Saturday, July 19, 2008

Define: Friendship

“co-operative and supportive behavior between two or more beings. The term connotes a relationship which involves mutual knowledge, esteem, and affection along with a degree of rendering service to friends in times of need or crisis. Friends will welcome each other's company and exhibit loyalty towards each other, often to the point of altruism.”
This was all something I thought I knew. I always saw myself as someone who valued quality not quantity in the respect of friends. But looking back at the last 9 months... I'm no longer so sure about that. Out of everybody from home I really can only count on my mom... and 2 others... That is absolutely ridiculous! Today Chris told me, as I was looking at Julie's Facebook, that I was a glutton for punishment. After everything... I just thought we had a little bit stronger of a friendship.... I mean, we have been friends since... 1999... almost 10 years. It's just sad how distance screws everything up. Worse than that is Katherine acting fine one minute then as soon as I leave the city she doesn’t care who I am, what I have done for her, the friend I was to her, or when I’m coming home. I only fed her, gave her a place to stay, hung out with her, and introduced her to “the man of her dreams”… Oh well. Not much I can do about what people decide to do with their lives.

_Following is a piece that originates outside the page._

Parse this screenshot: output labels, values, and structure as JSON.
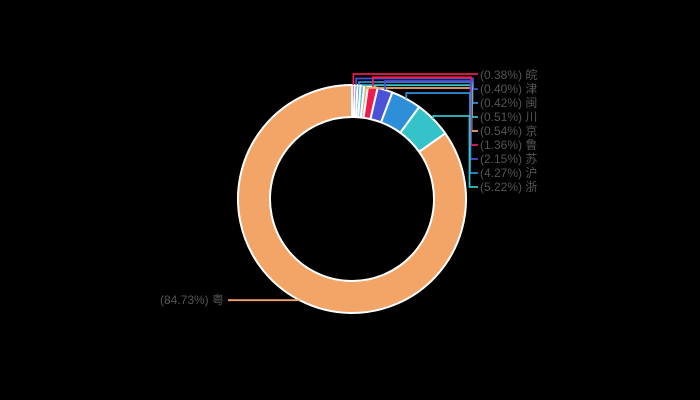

On the bright side, I thank God everyday for Jess Y and Leanne and I definitely thank Him for putting me in leadership at St. Stephen's to make one of the best friends I have ever had - Jess K. The 3 of them are amazing. I don't know what I would have done the last... 13 years without Leanne. And Jessie Young and I are like soul mates. We just get each other. It's really nice to have someone who just gets me. She doesn't judge, but she still lets me know what she thinks. It is helpful.
If I could just find someone like one of them here, it would make the next 5 years a lot easier. I have been looking at a lot of my pictures lately and it makes me sad. All my life, I felt like this outcast and just in the last 2 years I was really finding myself. I was becoming more comfortable with who I was and more happy with my life in general. Now, it’s like I am starting all over again and I don’t even know where to start.

Damnit. My lack of social experience screws me again!